Consiste no uso de parte de um terreiro convencional onde se adapta um sistema de ventilação composto de ventilador, túnel e distribuidores de ar, cujo ar é aquecido por uma fornalha para biomassa ou qualquer outra forma de aquecimento para secagem do produtor enleirado sobre as calhas de distribuição. A secagem por ar aquecido, usando fornalhas eficientes em pré-secadores e secadores, acelera o processo de secagem e evita a proliferação de organismos que deterioram o café na fase inicial de secagem.

 

Produção com economia – Na produção de grãos de café, a secagem é a operação que mais consome energia elétrica e de biomassa. As operações de secagem e armazenagem, quando realizadas corretamente e com equipamentos eficientes, contribuem significativamente para a redução dos custos operacionais em razão da economia de energia que propiciam.

 

Os pesquisadores afirmam que os equipamentos para produção do café cereja descascado (máquinas de limpeza, lavadores, classificadores, despolpadores) e um bom sistema de secagem e armazenagem levam sempre a uma produção de qualidade com baixo consumo energético. Para garantir padrão de qualidade superior, além de a secagem ser feita o mais breve possível, a temperatura máxima segura da massa de grãos durante a secagem não deve ser superior a 40oC. O uso de pré-secadores e secadores adequados ou que independa das condições climáticas dá ao cafeicultor uma garantia de bom trabalho e produção com qualidade.

 

Avanços da cafeicultura no Brasil – Segundo o Informe Estatístico do Café – Dcaf/Mapa – a produção e a produtividade do café, em 1997, quando da criação do Consórcio Pesquisa Café, era de 2,4 milhões de hectares de área cultivada, com produção de 18,9 milhões de sacas de 60kg e produtividade de 8,0 sacas/hectare.

 

 Passados 16 anos, em 2013, de acordo com o segundo levantamento de safra da Companhia Nacional de Abastecimento – Conab (maio/2013), com praticamente a mesma área cultivada – 2,3 milhões de hectares – o País deverá produzir 48, 5 milhões de sacas, com uma produtividade de 23,8 sacas/ha.

 

Consórcio Pesquisa Café – Criado em 1997, congrega instituições de pesquisa, ensino e extensão localizadas nas principais regiões produtoras do País.
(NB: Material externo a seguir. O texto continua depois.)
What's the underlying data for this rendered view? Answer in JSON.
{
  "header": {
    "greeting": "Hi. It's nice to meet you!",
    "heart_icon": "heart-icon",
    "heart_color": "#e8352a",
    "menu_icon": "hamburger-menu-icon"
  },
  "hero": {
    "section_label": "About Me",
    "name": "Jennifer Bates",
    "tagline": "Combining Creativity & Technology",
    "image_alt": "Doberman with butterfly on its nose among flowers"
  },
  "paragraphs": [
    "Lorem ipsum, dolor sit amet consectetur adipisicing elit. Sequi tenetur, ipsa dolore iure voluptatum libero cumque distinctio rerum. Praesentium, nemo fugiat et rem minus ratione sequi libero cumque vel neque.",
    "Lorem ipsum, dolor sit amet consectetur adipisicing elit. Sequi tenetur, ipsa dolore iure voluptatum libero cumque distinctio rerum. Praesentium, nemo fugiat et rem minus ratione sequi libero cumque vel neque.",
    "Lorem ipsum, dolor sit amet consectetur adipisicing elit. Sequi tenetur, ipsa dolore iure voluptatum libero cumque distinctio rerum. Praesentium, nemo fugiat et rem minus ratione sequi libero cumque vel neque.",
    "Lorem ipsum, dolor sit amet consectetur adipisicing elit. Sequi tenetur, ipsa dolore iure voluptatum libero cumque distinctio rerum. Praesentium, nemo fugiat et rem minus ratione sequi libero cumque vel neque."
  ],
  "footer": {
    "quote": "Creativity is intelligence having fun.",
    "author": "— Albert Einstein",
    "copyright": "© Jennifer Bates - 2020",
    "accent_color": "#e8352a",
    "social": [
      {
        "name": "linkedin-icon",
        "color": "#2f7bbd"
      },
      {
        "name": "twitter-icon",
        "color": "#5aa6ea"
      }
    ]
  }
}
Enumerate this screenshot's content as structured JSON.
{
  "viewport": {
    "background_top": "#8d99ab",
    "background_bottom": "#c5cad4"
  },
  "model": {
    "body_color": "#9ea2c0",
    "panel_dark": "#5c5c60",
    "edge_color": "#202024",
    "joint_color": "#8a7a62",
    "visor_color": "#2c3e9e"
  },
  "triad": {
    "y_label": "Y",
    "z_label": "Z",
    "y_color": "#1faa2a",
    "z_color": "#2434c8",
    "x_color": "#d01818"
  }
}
Seu modelo de gestão incentiva a interação das instituições e a otimização de recursos humanos, físicos, financeiros e materiais.

 

Foi criado por dez instituições: Empresa Baiana de Desenvolvimento Agrícola – EBDA, Empresa Brasileira de Pesquisa Agropecuária – Embrapa, Empresa de Pesquisa Agropecuária de Minas Gerais – Epamig, Instituto Agronômico – IAC, Instituto Agronômico do Paraná – Iapar, Instituto Capixaba de Pesquisa, Assistência Técnica e Extensão Rural – Incaper, Ministério da Agricultura, Pecuária e Abastecimento – Mapa, Empresa de Pesquisa Agropecuária do Estado do Rio de Janeiro – Pesagro-Rio, Universidade Federal de Lavras – Ufla e Universidade Federal de Viçosa – UFV.